Risk-Adjusted Performance

0 of 100

 
Weak
 
Strong
Very Weak
Over the last 90 days Axalta Coating Systems has generated negative risk-adjusted returns adding no value to investors with long positions. Despite somewhat strong basic indicators, Axalta Coating is not utilizing all of its potentials. The newest stock price disturbance, may contribute to short-term losses for the investors.

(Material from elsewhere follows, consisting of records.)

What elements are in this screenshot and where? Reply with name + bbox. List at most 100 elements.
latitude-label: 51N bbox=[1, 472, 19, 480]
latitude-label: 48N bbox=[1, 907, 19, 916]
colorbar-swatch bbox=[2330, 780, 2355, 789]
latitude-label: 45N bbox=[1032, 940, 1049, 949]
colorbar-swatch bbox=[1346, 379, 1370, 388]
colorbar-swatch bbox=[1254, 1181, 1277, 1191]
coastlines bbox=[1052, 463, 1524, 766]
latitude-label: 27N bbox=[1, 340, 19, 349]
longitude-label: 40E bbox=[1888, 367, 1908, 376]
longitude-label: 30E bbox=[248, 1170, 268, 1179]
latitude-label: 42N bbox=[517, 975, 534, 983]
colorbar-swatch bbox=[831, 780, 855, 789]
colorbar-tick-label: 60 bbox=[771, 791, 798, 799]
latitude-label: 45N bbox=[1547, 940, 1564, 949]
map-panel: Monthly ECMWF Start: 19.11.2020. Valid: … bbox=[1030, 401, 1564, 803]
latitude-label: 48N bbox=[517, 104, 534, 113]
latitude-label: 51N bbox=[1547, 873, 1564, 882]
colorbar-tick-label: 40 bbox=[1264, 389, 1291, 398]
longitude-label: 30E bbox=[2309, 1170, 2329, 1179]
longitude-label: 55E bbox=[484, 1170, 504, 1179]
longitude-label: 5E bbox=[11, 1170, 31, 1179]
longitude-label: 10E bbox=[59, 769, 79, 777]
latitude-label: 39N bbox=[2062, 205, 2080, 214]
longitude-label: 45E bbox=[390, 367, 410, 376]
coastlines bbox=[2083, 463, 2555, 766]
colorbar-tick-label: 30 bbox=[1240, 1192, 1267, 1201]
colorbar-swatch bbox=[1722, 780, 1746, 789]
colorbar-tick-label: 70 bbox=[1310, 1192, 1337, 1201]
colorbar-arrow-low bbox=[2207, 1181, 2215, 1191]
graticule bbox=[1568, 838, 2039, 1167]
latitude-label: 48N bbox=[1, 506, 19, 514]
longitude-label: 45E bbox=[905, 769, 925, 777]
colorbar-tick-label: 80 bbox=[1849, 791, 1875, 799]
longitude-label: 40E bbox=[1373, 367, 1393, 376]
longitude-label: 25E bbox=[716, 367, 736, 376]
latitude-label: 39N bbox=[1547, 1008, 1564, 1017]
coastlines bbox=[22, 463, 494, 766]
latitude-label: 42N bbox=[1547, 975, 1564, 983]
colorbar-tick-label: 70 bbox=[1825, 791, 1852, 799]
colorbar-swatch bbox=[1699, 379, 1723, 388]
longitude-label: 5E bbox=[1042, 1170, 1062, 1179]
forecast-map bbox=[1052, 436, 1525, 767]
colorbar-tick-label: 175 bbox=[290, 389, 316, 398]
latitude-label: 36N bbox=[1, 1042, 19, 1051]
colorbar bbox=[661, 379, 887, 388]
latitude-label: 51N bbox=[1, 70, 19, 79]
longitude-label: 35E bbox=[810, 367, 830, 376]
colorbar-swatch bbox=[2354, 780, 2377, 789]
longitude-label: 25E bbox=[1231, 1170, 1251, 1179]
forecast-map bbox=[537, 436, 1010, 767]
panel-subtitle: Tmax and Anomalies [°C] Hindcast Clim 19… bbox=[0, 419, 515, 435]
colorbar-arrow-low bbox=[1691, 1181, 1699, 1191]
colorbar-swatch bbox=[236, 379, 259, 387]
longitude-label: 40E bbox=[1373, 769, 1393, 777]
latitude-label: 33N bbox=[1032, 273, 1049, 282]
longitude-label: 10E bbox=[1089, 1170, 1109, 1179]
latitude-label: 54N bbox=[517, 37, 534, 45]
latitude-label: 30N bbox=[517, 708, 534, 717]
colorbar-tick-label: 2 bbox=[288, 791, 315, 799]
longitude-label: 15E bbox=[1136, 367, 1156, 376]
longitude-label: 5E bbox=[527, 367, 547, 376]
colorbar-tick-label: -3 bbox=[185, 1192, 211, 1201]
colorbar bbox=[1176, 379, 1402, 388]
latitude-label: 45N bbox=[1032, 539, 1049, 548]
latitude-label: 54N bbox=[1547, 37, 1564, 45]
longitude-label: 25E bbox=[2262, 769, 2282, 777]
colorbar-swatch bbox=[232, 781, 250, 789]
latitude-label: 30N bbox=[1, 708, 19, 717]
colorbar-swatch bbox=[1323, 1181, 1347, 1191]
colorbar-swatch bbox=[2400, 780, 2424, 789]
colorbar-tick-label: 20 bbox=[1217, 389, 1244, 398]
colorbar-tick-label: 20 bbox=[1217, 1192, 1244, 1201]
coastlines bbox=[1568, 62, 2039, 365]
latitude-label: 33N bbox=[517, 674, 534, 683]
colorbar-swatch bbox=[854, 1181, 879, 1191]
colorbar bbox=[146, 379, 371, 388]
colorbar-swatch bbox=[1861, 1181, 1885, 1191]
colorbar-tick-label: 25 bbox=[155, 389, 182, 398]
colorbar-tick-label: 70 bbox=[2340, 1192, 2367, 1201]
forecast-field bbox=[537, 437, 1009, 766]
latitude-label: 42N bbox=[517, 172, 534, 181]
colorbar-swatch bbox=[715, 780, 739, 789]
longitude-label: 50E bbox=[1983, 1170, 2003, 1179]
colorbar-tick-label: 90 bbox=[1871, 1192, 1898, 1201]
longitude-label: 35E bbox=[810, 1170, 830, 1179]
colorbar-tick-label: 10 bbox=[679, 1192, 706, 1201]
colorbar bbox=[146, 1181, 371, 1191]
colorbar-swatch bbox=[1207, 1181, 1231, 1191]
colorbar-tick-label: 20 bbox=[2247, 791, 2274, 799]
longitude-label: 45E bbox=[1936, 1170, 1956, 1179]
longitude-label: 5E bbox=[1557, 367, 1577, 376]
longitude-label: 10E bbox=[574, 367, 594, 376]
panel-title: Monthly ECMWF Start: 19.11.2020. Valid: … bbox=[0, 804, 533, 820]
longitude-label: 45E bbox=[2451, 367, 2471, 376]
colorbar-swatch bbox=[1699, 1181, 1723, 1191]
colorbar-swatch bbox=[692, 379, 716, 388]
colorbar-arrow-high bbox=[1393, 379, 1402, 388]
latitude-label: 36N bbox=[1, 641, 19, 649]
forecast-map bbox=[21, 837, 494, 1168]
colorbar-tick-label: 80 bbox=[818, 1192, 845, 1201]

Gap, and Axalta Coating Volatility Contrast

   Predicted Return Density   
       Returns  

Pair Trading with Gap, and Axalta Coating

The main advantage of trading using opposite Gap, and Axalta Coating positions is that it hedges away some unsystematic risk. Because of two separate transactions, even if Gap, position performs unexpectedly, Axalta Coating can make up some of the losses. Pair trading also minimizes risk from directional movements in the market. For example, if an entire industry or sector drops because of unexpected headlines, the short position in Axalta Coating will offset losses from the drop in Axalta Coating's long position.
The idea behind The Gap, and Axalta Coating Systems pairs trading is to make the combined position market-neutral, meaning the overall market's direction will not affect its win or loss (or potential downside or upside). This can be achieved by designing a pairs trade with two highly correlated stocks or equities that operate in a similar space or sector, making it possible to obtain profits through simple and relatively low-risk investment.
Check out your portfolio center.
Note that this page's information should be used as a complementary analysis to find the right mix of equity instruments to add to your existing portfolios or create a brand new portfolio. You can also try the Technical Analysis module to check basic technical indicators and analysis based on most latest market data.